特徴:小柄で愛らしい八百万の少女。遮那の幼馴染みで許嫁。
長い黒髪に天色の瞳は清廉なる美しさを表している。
設定:
天香の遠縁にあたる隠岐奈家の長女。
見目麗しく純情可憐。誰に対しても優しい人格者。
出会いは遮那が天香家に住みだして数年経った頃だ。
天香家の祝事に呼ばれた隠岐奈家の当主(父)が同じ年頃の朝顔を連れて来たのだ。
長い宴会は大人には楽しくとも、子供には退屈なものだ。
「なあ、あさがおこっそりぬけださぬか?」
「いいのかな? おいわいごとなんでしょう?」
「だいじょうぶ。こっそりいけばみつからぬ」
幼い子供が二人手を繋いで天香の屋敷を抜け出していく。
その様子を追いかけながら優しく見守る姫菱安奈と楠忠継。
小柄な少女をひょいと抱え空高く飛び上がった遮那。
遮那が朝顔に見せたかったものは、空の上から見る京の町。
「どうだ? うえからはみたことないだろう?」
「わぁ! すごいねぇ!」
じつは少し高い所は苦手な朝顔。それでも遮那に身体を預ければ安心できた。
嬉しくて、初めて会ったのに、大好きという気持ちが溢れる。
「ねえしゃなくん。
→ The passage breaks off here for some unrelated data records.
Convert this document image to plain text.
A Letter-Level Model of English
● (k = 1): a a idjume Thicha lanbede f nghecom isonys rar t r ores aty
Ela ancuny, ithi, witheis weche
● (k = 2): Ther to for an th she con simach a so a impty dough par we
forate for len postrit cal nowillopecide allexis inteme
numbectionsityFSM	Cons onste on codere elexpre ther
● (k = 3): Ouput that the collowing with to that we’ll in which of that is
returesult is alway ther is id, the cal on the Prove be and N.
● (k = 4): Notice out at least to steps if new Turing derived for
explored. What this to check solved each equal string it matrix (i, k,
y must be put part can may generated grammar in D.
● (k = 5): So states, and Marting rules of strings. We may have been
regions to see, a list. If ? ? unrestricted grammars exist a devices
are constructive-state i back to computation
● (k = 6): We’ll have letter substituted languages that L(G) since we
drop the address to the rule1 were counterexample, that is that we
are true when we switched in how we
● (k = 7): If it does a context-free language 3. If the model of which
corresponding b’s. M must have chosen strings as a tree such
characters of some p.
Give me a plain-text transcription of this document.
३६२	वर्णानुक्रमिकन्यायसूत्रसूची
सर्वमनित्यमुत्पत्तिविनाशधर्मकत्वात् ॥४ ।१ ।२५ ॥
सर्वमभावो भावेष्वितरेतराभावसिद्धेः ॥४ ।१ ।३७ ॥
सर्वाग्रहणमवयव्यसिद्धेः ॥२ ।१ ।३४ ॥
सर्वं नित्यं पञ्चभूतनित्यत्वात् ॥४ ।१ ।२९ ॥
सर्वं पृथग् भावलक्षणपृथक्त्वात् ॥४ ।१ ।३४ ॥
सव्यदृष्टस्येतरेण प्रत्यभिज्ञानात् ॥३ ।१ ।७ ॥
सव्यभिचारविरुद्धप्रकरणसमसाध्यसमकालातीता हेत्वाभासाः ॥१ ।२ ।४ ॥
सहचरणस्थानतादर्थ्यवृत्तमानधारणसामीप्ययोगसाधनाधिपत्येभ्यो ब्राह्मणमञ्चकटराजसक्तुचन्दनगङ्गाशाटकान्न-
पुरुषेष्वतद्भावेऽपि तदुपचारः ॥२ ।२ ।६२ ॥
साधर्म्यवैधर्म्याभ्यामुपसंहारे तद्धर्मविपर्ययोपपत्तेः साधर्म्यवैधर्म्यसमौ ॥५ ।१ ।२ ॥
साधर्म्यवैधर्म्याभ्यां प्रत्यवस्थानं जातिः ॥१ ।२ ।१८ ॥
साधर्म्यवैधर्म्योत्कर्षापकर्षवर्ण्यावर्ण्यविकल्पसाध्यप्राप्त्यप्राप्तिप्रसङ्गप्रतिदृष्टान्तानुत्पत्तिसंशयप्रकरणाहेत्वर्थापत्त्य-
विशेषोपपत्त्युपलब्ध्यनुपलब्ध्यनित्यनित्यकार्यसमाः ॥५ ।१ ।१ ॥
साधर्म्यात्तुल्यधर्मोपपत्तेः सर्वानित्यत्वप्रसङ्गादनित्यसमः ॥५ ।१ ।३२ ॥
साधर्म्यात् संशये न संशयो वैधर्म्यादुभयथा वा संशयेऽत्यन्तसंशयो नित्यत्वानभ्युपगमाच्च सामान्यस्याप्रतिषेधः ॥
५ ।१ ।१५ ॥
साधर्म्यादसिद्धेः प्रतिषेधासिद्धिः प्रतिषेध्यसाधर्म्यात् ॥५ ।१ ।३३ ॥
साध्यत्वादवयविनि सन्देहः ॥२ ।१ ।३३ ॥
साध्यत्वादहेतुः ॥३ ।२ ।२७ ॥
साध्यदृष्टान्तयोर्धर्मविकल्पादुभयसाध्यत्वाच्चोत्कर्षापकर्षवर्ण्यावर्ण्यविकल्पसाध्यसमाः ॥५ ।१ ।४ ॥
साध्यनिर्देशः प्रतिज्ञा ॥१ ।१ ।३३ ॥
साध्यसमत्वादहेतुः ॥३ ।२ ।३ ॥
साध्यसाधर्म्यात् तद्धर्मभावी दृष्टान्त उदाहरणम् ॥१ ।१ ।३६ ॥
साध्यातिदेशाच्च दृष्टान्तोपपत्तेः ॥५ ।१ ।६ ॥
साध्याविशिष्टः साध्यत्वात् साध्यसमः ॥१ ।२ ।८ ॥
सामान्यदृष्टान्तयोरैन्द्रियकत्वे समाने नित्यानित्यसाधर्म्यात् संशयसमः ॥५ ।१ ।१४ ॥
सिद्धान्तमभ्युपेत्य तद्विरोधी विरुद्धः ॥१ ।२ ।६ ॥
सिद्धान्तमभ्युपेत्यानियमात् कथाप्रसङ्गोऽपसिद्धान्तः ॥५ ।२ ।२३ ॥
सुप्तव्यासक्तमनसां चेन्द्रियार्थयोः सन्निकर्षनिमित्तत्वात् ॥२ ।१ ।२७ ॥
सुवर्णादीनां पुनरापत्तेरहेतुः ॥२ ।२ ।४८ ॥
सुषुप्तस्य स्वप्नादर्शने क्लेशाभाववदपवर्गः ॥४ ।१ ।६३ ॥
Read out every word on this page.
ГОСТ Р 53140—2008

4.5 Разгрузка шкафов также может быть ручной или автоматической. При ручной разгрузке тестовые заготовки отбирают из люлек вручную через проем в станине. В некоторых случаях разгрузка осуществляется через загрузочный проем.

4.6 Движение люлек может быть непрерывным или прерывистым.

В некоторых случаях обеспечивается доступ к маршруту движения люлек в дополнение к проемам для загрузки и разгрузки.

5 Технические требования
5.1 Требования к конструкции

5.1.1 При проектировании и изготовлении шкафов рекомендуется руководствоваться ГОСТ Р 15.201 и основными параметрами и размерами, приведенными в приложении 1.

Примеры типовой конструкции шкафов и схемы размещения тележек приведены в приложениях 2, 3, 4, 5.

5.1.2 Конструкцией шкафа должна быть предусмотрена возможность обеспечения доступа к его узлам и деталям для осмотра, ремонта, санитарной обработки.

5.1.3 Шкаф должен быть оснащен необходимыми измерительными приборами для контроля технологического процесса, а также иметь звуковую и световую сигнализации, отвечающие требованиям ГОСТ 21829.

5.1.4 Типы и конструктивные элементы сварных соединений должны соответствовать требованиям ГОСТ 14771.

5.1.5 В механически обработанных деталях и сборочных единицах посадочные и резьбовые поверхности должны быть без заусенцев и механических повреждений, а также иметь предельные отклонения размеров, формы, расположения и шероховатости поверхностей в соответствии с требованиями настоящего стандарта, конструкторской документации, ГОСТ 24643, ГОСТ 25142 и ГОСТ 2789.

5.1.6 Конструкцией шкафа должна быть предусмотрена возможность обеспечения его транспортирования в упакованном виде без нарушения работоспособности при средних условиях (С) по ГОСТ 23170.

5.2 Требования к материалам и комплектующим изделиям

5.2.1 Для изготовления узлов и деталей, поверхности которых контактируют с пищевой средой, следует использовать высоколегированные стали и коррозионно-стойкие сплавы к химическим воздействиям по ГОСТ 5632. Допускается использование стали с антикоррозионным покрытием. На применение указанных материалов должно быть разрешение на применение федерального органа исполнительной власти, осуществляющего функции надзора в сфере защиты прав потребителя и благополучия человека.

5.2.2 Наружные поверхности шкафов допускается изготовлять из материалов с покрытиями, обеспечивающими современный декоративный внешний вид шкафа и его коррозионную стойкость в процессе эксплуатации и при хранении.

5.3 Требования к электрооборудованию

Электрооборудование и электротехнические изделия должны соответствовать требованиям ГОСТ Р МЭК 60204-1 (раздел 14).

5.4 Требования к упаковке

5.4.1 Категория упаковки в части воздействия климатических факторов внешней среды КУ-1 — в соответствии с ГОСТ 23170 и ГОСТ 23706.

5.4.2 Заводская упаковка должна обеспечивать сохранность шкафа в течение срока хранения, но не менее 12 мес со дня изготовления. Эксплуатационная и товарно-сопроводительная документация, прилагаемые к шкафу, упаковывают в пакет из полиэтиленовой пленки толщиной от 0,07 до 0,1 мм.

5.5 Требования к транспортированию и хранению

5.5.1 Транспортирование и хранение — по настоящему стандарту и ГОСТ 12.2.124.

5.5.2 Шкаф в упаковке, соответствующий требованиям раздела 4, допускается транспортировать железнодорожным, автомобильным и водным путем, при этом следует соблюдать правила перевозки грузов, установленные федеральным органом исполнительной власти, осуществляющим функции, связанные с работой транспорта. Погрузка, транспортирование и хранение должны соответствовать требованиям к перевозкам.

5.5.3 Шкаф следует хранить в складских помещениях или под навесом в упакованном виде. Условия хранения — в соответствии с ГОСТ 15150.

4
おおきくなったら、わたしをおよめさんにしてくれる?」
「およめさん? あにうえとあねうえみたいななかよしだな? いいぞ! あさがおはおよめさんだな!」
遠き日の幼い頃の約束を朝顔は忘れない。
もし、遮那の身に何か厄災が降りかかろうというのなら。
全身全霊を持って守ってみせると誓ったから。
だから。今、目の前で辛そうに別れを告げる遮那に追い縋る。
「遮那君、私は一番、君と長い時間を過ごしてる。だからね、何となく分かるんだ」
「朝顔……」
「私にも言えない事、なんだよね。何かを成したいと思っているんだよね」
掴んだ手を一瞬だけ強く握り、朝顔は離した。
天色の瞳に強い光を宿し、遮那を見つめる。
あの頃より随分と見上げるようになった視線に目を細め。
「私は貴方を信じてる。だから、行ってらっしゃい。必ず此処に帰って来て、ただいまって言ってね」
「……」
遮那は返事の代わりに朝顔の頬を撫で、温もりを唇に落としてから飛び立った。